What is the difference between [[ ]] and [ ] in bash?

[ ] is the POSIX test command -- an external binary that follows standard command parsing. [[ ]] is a bash keyword with special parsing: it doesn't word-split variables, supports pattern matching (== *.txt) and regex (=~), and allows &&/|| inside the brackets. Use [[ ]] in bash scripts; use [ ] only for POSIX sh compatibility.

How do I make a bash script idempotent?

Check for the desired state before making changes. Use mkdir -p instead of mkdir. Check if users exist before useradd. Use grep -q before appending to config files. Use ln -sfn for symlinks. Test by running the script twice -- if the second run changes nothing and exits cleanly, it's idempotent.

What is ShellCheck and should I use it?

ShellCheck is a static analysis tool that finds bugs, style issues, and security problems in bash scripts. It catches unquoted variables, deprecated syntax, unreachable code, and common logical errors. Yes, you should use it -- add it to your editor (VS Code extension available) and CI pipeline. It catches real bugs that experienced scripters miss.

When should I use Python instead of bash?

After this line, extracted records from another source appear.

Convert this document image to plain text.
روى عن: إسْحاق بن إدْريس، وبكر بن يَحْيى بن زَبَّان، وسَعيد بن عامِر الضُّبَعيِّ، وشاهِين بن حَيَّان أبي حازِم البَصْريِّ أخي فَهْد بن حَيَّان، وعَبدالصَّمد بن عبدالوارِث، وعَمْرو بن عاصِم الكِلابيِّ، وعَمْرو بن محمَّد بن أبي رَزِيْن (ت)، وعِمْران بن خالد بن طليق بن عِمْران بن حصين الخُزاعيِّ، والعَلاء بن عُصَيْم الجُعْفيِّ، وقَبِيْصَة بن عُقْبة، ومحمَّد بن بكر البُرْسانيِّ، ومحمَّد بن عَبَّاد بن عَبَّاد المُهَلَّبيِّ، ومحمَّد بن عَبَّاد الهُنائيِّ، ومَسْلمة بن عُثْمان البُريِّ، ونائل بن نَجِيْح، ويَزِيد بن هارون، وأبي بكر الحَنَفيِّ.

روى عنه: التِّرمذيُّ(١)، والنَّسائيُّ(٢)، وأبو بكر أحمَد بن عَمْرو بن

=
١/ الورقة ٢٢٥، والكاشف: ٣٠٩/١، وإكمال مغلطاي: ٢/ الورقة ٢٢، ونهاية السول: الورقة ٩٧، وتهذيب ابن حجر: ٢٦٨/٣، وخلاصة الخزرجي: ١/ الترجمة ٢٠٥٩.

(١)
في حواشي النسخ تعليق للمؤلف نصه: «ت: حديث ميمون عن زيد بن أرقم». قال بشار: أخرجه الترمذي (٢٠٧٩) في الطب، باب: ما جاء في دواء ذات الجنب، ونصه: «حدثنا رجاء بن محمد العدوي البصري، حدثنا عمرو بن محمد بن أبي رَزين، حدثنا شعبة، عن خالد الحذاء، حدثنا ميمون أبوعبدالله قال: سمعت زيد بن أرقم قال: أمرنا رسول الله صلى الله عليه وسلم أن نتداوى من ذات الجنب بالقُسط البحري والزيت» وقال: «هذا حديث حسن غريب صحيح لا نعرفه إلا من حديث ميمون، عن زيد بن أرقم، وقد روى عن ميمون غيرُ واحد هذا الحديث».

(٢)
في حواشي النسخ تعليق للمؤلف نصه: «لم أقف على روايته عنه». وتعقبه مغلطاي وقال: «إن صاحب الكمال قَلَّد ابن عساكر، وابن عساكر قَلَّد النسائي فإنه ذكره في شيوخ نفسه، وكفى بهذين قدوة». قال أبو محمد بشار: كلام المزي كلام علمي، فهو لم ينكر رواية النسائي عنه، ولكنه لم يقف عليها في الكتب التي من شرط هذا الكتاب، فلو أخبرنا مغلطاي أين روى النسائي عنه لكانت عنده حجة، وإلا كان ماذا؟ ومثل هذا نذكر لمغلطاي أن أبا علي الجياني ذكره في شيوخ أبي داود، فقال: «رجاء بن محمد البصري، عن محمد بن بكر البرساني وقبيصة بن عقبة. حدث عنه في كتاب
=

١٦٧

Switch to Python when your script exceeds 100-200 lines, needs complex data structures (dictionaries, nested objects), requires robust error handling with retries, parses JSON or YAML extensively, needs unit tests, or performs concurrent operations. Bash excels at gluing CLI commands together for short, linear tasks.

How do I handle errors and cleanup in bash?

Use trap cleanup EXIT to register a function that runs when the script exits (success or failure). This is the bash equivalent of try/finally. Create temp files with mktemp and clean them up in the trap. For specific error handling, use command || die "message" where die is a function that logs and exits.

Conclusion

Reliable bash comes down to a few habits: start every script with set -euo pipefail, always double-quote variables, use [[ ]] instead of [ ], write idempotent operations, use trap for cleanup, and run ShellCheck before committing. These practices catch 90% of the bugs that make bash scripts dangerous. And when a script grows past 200 lines or needs real data structures, switch to Python. Bash is a great tool -- but only within its limits.